LA JOLLA, Calif., Aug. 18, 2015 (GLOBE NEWSWIRE) -- MediciNova, Inc., a biopharmaceutical company traded on the NASDAQ Global Market (NASDAQ:MNOV) and the JASDAQ Market of the Tokyo Stock Exchange (Code Number: 4875), announced today the pricing of an underwritten public offering of 5,000,000 shares of its common stock at a price to the public of $3.50 per share. The gross proceeds to MediciNova from this offering are expected to be $17.5 million, before deducting the underwriting discount and other estimated offering expenses. All of the shares of common stock to be sold in the offering are being offered by MediciNova. In addition, MediciNova has granted the underwriters a 30-day option to purchase up to an additional 750,000 shares of common stock. The offering is expected to close on or about August 24, 2015, subject to customary closing conditions.
MediciNova intends to use the net proceeds received from this offering to fund continued research and development efforts, including with respect to its MN-166 (ibudilast) and MN-001 (tipelukast) product candidates, and for general corporate purposes, including working capital.
Ladenburg Thalmann is acting as sole book-running manager of the offering, and Mizuho Securities and SMBC Nikko are acting as co-managers of the offering.
The offering is made pursuant to a shelf registration statement on Form S-3 that was filed by MediciNova with the Securities and Exchange Commission (SEC) and was declared effective on December 3, 2012. The offering is being made only by means of a prospectus supplement and an accompanying prospectus. Copies of the final prospectus supplement and the accompanying prospectus relating to and describing the terms of the offering may be obtained, when available, from Ladenburg Thalmann & Co. Inc., 570 Lexington Avenue, 11th Floor, New York, NY 10022, or by email at email@example.com.
This press release shall not constitute an offer to sell or the solicitation of an offer to buy these securities, nor shall there be any sale of these securities in any state or jurisdiction in which such offer, solicitation or sale would be unlawful prior to registration or qualification under the securities laws of any such state or jurisdiction.

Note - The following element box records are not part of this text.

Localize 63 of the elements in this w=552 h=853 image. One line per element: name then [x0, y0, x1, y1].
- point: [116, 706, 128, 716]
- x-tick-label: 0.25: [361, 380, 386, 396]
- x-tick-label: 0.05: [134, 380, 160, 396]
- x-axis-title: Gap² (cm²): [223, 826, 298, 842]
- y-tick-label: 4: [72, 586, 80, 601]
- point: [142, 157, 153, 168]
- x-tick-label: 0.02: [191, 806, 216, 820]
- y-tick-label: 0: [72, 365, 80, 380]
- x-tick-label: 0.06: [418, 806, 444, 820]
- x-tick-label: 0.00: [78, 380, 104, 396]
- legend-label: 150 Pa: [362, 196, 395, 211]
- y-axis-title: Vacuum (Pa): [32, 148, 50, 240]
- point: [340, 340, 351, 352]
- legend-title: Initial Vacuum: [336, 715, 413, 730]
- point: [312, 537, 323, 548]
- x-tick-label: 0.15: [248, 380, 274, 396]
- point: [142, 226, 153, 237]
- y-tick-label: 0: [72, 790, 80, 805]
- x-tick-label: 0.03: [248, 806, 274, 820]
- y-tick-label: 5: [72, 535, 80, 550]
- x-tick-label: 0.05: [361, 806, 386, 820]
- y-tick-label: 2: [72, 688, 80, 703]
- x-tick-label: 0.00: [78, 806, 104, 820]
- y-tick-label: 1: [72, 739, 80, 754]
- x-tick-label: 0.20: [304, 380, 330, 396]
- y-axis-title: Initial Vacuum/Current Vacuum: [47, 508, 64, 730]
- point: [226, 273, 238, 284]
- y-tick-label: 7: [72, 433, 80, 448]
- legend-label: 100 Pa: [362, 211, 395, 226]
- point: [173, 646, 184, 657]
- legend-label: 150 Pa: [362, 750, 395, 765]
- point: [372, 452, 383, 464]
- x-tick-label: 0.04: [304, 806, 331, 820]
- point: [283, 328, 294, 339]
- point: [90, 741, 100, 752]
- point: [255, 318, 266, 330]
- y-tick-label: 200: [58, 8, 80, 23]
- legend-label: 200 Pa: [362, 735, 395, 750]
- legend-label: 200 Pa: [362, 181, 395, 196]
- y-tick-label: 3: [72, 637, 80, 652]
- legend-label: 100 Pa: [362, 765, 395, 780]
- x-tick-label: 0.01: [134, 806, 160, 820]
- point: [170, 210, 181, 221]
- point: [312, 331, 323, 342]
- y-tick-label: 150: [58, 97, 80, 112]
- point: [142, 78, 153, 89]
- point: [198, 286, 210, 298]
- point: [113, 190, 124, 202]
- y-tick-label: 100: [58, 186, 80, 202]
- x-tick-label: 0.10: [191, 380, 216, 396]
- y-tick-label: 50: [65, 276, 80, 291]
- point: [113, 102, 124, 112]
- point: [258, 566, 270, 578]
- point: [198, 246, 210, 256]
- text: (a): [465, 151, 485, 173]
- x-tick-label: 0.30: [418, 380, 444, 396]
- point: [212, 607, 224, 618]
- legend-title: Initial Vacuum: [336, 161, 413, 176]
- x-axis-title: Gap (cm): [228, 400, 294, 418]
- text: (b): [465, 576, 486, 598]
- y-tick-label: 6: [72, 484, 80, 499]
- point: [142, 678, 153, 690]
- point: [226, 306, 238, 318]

MediciNova, Inc. is a publicly-traded biopharmaceutical company founded upon acquiring and developing novel, small-molecule therapeutics for the treatment of diseases with unmet medical needs with a commercial focus on the U.S. market. MediciNova's current strategy is to focus on MN-166 (ibudilast) for neurological disorders such as progressive multiple sclerosis (MS), amyotrophic lateral sclerosis (ALS), substance dependence (e.g. methamphetamine dependence, opioid dependence, and alcohol dependence), and Krabbe disease and MN-001 (tipelukast) for nonalcoholic steatohepatitis (NASH) and idiopathic pulmonary fibrosis (IPF). MediciNova's pipeline also includes MN-221 (bedoradrine) for the treatment of acute exacerbations of asthma and MN-029 (denibulin) for solid tumor cancers. MediciNova is engaged in strategic partnering and other potential funding discussions to support further development of its programs. For more information on MediciNova, Inc., please visit www.medicinova.com.
Forward Looking Statements
Statements in this press release that are not historical in nature constitute forward-looking statements within the meaning of the safe harbor provisions of the Private Securities Litigation Reform Act of 1995. These forward-looking statements may be preceded by, followed by or otherwise include the words "believes," "expects," "anticipates," "intends," "estimates," "projects," "can," "could," "may," "will," "would," "considering," "planning" or similar expressions. Investors are cautioned that statements regarding the underwritten public offering, the anticipated gross proceeds from the offering, the expected closing date of the offering, the expected use of the net proceeds from the offering, and the development and future potential of MediciNova's product candidates are forward-looking statements. Such forward-looking statements are subject to a number of risks and uncertainties that could cause actual results to differ materially from those anticipated. These forward-looking statements are based upon MediciNova's current expectations and involve assumptions that may never materialize or may prove to be incorrect. Actual results and the timing of events could differ materially from those anticipated in such forward-looking statements as a result of various risks and uncertainties, which include without limitation risks associated with market conditions, the satisfaction of customary closing conditions related to the public offering, and the process of developing, obtaining regulatory approval for and commercializing drug candidates that are safe and effective for use as human therapeutics. These and other risks regarding MediciNova's financial position and research and development programs are described in detail in MediciNova's SEC filings, including MediciNova's Annual Report on Form 10-K for the year ended December 31, 2014, MediciNova's Quarterly Reports on Form 10-Q for the quarters ended March 31, 2015 and June 30, 2015 and the Registration Statement on Form S-3 (File No. 333-185022) for the public offering. All forward-looking statements contained in this release speak only as of the date on which they were first made by MediciNova, and MediciNova undertakes no obligation to update such statements to reflect events that occur or circumstances that exist after such date.